Diabo Coxo

Fiu Carvalho
revistaokoto
Published in
4 min readJun 12, 2021

Motivo é o que não falta para lembrar e contar a história de Luiz Gama, tanto pelo trabalho como jornalista, poeta e rábula — quando não tinha-se o título de advogado, mas comprovadamente tinha-se o conhecimento jurídico — num período em que o preto ainda era visto como mercadoria, logo desumanizado, quanto pelo trabalho como abolicionista quando leis escravistas ainda vigoravam forte.

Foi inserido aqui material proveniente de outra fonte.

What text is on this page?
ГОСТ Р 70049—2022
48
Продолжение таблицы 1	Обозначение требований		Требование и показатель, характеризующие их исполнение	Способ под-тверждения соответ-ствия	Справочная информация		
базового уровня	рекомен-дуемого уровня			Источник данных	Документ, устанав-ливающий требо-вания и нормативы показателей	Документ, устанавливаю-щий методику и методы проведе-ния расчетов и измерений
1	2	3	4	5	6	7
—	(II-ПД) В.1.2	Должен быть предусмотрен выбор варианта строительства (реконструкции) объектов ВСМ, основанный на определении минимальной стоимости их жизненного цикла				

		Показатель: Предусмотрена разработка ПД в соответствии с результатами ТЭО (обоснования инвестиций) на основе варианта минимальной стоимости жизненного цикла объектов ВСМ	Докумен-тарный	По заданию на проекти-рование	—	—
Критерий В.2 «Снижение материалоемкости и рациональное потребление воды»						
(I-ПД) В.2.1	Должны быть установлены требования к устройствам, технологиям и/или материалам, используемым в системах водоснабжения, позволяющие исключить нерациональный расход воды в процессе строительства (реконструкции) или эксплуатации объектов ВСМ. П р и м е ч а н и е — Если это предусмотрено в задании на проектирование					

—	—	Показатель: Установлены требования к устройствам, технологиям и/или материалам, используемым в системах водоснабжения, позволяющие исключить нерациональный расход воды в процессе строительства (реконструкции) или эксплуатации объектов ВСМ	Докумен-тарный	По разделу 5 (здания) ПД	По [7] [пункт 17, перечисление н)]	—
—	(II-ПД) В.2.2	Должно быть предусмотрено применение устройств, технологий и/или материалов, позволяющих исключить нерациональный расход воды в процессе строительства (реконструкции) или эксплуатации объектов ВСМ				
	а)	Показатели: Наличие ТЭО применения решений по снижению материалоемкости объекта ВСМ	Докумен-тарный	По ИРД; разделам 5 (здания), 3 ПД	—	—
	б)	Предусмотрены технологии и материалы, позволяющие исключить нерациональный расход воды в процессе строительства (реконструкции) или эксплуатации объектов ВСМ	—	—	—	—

Luiz Gama, deve ser celebrado também por fazer os branc’os passarem raiva.

Imagem: capa do nº 26 da revista Bahia Ilustrada, janeiro de 1920. Coleção Emanoel Araújo.

Em um dos raros casos de exceção que confirmam a regra, Luiz Gama conseguiu se integrar razoavelmente bem entre branc’os, acreditando na ideia de nação brasileira mesmo sem negar sua origem africana e, ainda assim, usado seu talento, seus contatos e influencia para beneficiar a luta pela libertação de pretos escravizados e fez isso se valendo de uma astúcia que é bastante preta.

Mesmo só convivendo com a mãe, Luiza Mahin, até os sete anos e nunca voltando a encontra-la, é inegável a influencia dela na formação e na trajetória aguerrida que o filho viria a construir. O próprio poeta conta em cartas sobre o carinho que sentia por ela, mulher africana que ao ser trazida para o Brasil não se deixou abater e se engajou na formação de terreiros, na manutenção da cultura preta e em levantes de escravizados em busca de sua liberdade. É esse legado que Luiz Gama leva a diante na sua vida adulta.

Do pai o que se sabe é que vinha de família portuguesa, dita nobre, e o vendeu como escravizado para pagar divida de jogo. O ranço merecido era tamanho que Luiz nunca revelou seu nome, nem mesmo a amigos próximos. Esse ponto nos lembra de que na hora do sacrifício, branc’os são muito eficientes em fazer a escolha deles.

Arte: Lisimba Dafari Òkòtó

O que se sucedeu após essa situação hedionda poderia ter quebrado Luiz Gama, mas ao contrario disso, alimentou uma vontade de vida e de luta que o fez se manter atento as oportunidades. Do estudante que se hospeda na casa onde ele servia e o ajudou a se alfabetizar, da boa vontade do professor de direito e chefe de polícia que o protegia, ao acesso à biblioteca da Academia de Direito de São Francisco (Faculdade de Direito) que, apaixonado pela leitura, o possibilitou o estudo e formação em direito. Nada disso seria possível se não houvesse ali um espírito combativo.

Foi através do jornalismo que encontrou uma porta para criticar a escravidão. Fundou o jornal “Diabo Coxo” que trazia não só textos recheados de apontamentos a hipocrisia da sociedade, mas também caricaturas políticas debochadas, possibilitando que analfabetos também entender e compartilhar aquele conteúdo. Midiático, usava os jornais para expor seus debates com figuras públicas — branc’as, de certa forma transformando aquilo em novela e atraindo interesse para a causa abolicionista.

Usava sua perspicácia para encontrar ilegalidades dos escravistas e falhas na lei que o ajudassem a conquistar a alforria de africanos e descendentes, explorando também uma “síndrome de europeu” instalada no sistema judiciário da época, que se baseava nos valores de liberdade, igualdade e fraternidade que vibravam forte no continente branco, resgatando a aplicação da Lei Feijó, de 1831, a famosa “lei para Inglês ver” na libertação, dobrando o judiciário com a sua própria lei e demonstrando ter conhecimento muito mais amplo que os doutores que portavam diploma.

Corajoso e ousado defendeu e ajudou na libertação de mais de 500 negros criminosamente escravizados, como ele mesmo os identificava, usando declarações escandalosas para a época como a famosa frase “o escravo que mata o senhor, seja em que circunstâncias for, mata em legítima defesa”. A reação foi tanta que a audiência precisou ser interrompida (tá passada?).

Era um homem preto inserido num mundo branco e fez questão de lembrar disso, “nunca se esqueçam que quem fala aqui é um negro” escreveu certa vez. Sendo considerada uma das primeiras, se não a primeira, voz negra a ser publicada na diáspora brasileira. Trazendo também a mulher negra como musa de seus poemas e zombando os mestiços que se consideravam brancos e esqueciam, ou tentavam apagar, sua origem africana.

Integracionista, republicano e maçom, Luiz Gama não escapa da condição humana ao ter suas contradições, mas vale aqui pensar que ainda que com elas, fez tanto pelo povo preto e deixou um legado de luta que deve nos servir de inspiração e ser celebrado.